Back-to-school time often is filled with a fresh outlook and determination for success—not just for students and parents, either. School administrators and education officials who partner with Birmingham City Schools are also fired up about the new goals and plans in place for the city’s students in 2016–2017.

J.W. Carpenter, executive director of the Birmingham Education Foundation, is enthusiastic about the upcoming school year which begins Aug. 8—in part because of the groundwork laid by Superintendent Kelley Castlin-Gacutan, who has been on the job since July 1, 2015.

“She has had a year of learning the ropes, a year of planning,” Carpenter said. “I’m extraordinarily excited about the vision she’s set, the strategic plan she’s drafted … the meaningful, measurable goals she’s established.”

The Birmingham Education Foundation—an organization that focuses on increasing the number of city school students on the path to college-, career-, and life-readiness after high school—provides a broad range of support for Birmingham City Schools. This year, according to Carpenter, the group (also known as the Ed Foundation) will serve the most students ever with a full year of valuable initiatives, including ACT preparation, pre-AP help, and essential-skill building, as well as career and college access.

Carpenter recently returned from a fellowship to attend a nonprofit leadership program at Harvard Business School, an experience he describes as “the single best professional development I’ve ever seen.”

“I learned several different things.
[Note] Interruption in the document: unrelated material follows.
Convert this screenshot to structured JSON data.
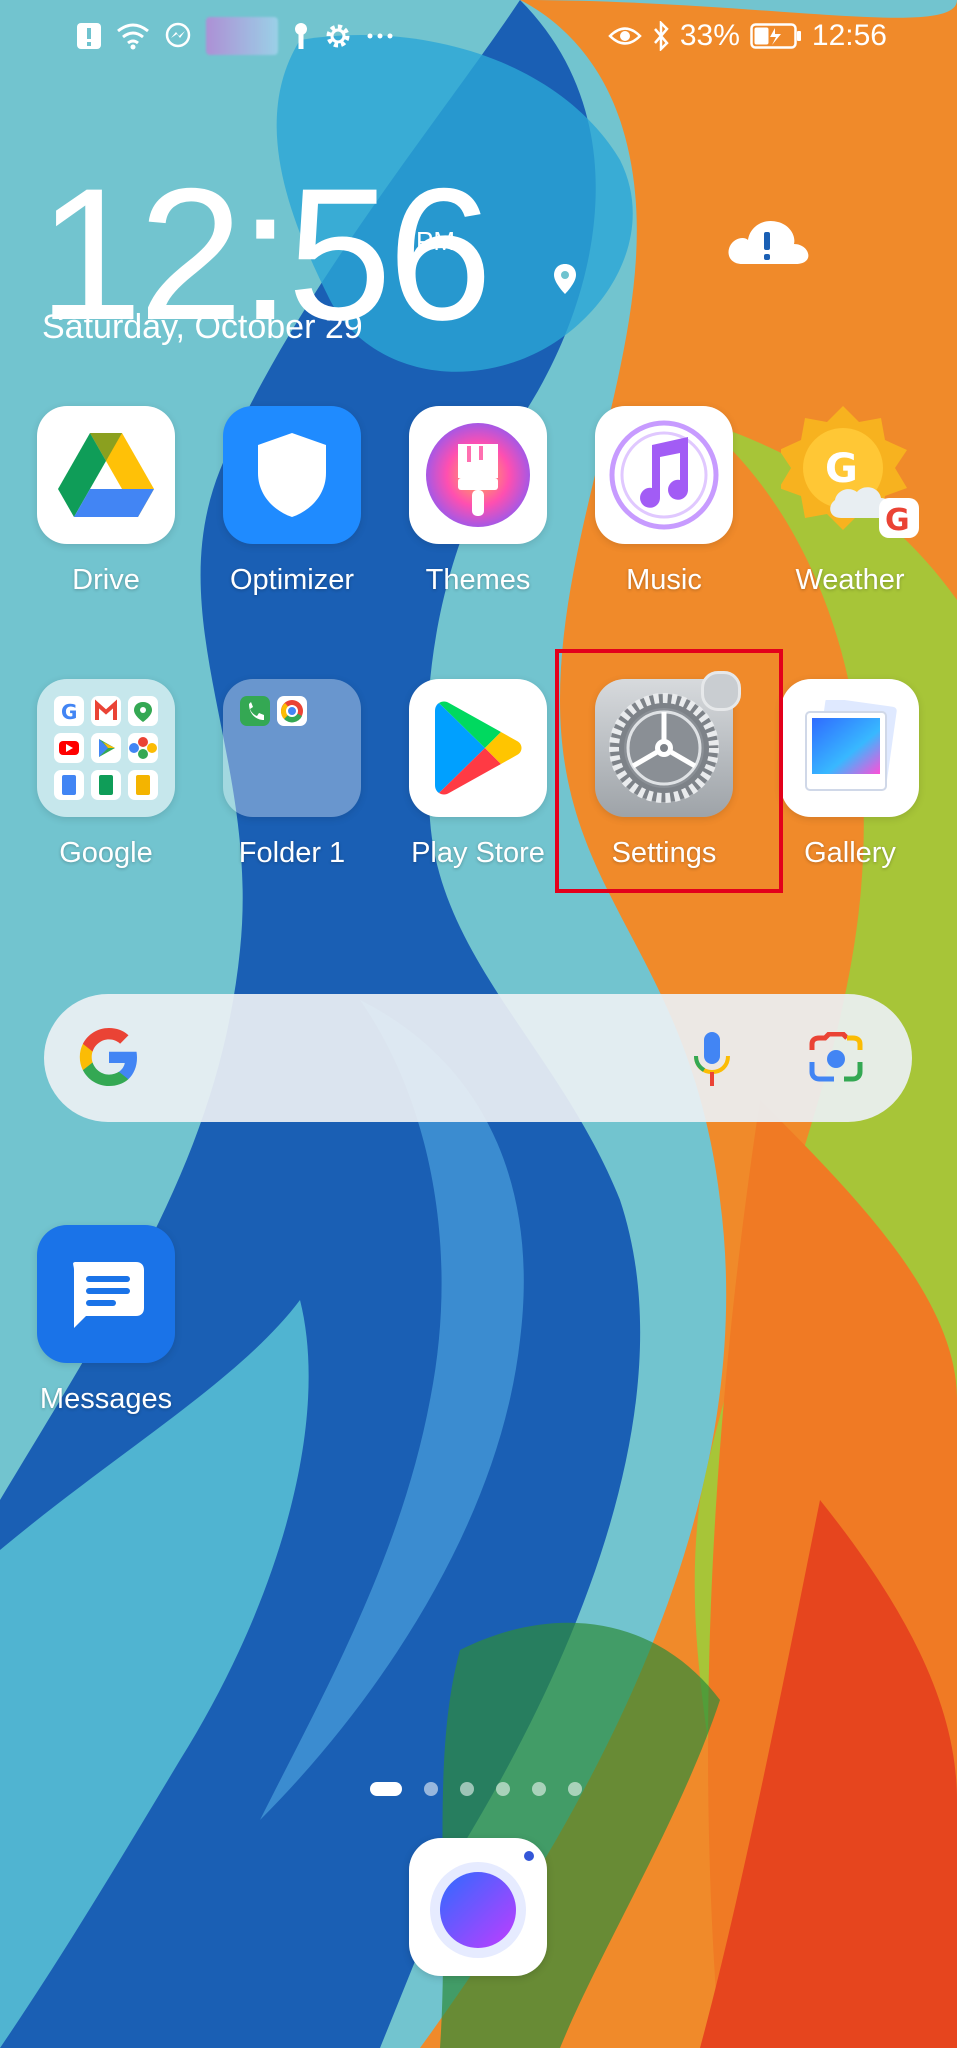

The trends—here in the United States, internationally, and with the big thinkers at Harvard—are collaboration, collaboration, collaboration,” he said. “We can no longer work [alone.] We have to work with one another”—something already in the works between the Ed Foundation and Birmingham City Schools.

“We are the most collaborative, the most aligned that I’ve ever seen,” Carpenter said. “That includes people within the school district. That includes people in the community. That includes those two groups working together. When those folks collaborate and focus on what is most important—our students being college-, career-, and life-ready when they graduate—that’s when we as a community win.”

During his trip to Harvard, Carpenter also gained a greater appreciation for the Magic City.

“I gained a different perspective about how lucky we are to be working in this community. Even with all of the challenges, the history during which we were far from our best, we live in a community that is generous, not just with dollars but with time. I am fortunate to have this position with the Ed Foundation because I get to see the very best of so many different people who cross every possible line of difference to focus on what’s best for our students.

“Talking to a lot of colleagues [at Harvard], I learned that they have a lot of things going for them, they have a lot of great communities. The more I listened, though, the more grateful I was for living in Birmingham.”

Carpenter, 37, left a promising career with a local law firm to become the founding executive director of Teach for America–Alabama, which recruits college graduates from universities across the country to serve as teachers for at least two years in low-income communities. He has served as executive director of Ed Foundation since September 2013.

As a white male, Carpenter said he is aware of the privileges he was given, privileges that Birmingham’s students often do not have because they do not have the same opportunities he had.

“The main difference between me and the students at the Birmingham City Schools has nothing to do with ability; it’s the margin for error,” he said. “Mine is wider, and theirs [is smaller].”

The students he gets to meet have the potential to be world-changers, he said.

“I think the idea that simply because they have less privilege than I do they would somehow end up in a different place is infuriating,” Carpenter said. “It’s not just infuriating on a moral level; it’s infuriating on a strategic level. I’m a patriot. I love this country. If you believe in this country, you must believe in giving all students an excellent education. There is no other way to think about it.”